Magazine: The Biography by Helen Chase

Book Review by Daniel Gray | 20 Oct 2009
Book title: Magazine: The Biography
Author: Helen Chase

“Magazine were always a connoisseur's choice”, claims guitarist John McGeoch in this vigorous account of their short bittersweet career. As the late McGeoch and others attest, Magazine were a band whose influence far outweighed their sales. Post-punk frontrunners, they paved the way for Gary Numan, and inspired Radiohead, the Chili Peppers and, rather more regrettably, Mansun. In music writing the word ‘seminal’ is often overused; here though, it is appropriate.
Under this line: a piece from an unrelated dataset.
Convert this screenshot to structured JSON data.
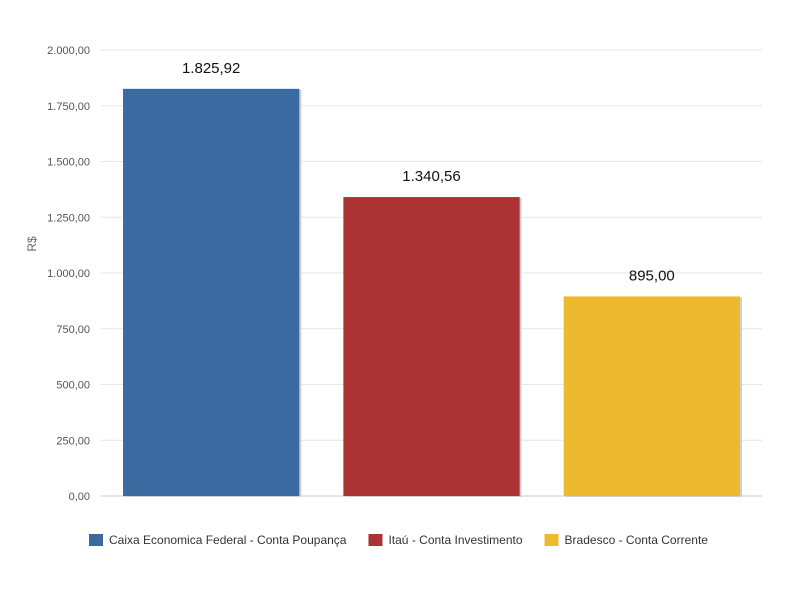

Chase gives a laconic overview of 24 Hour Party People-era Manchester and manages to breathe life into an overexposed narrative. Her prose is refreshingly unfussy for music writing, and she wisely steps back to allow those who were there to tell their own stories. Magazine’s life and death is plotted through their album releases, from upstarts looking to change the world (Real Life) to ennui-ridden journeymen (Magic, Murder and the Weather). Early on, Chase has an irritating knack of lapsing into Fanboy detail (listing the birth date of band members no matter how fleeting their tenure, for instance), but this is soon ironed out and the book captures the giddy adulation their reform earlier this year prompted. A fitting and overdue tribute to the ultimate cult band. [Daniel Gray]

Out now. Published by Northumbria University Press. Cover price £15.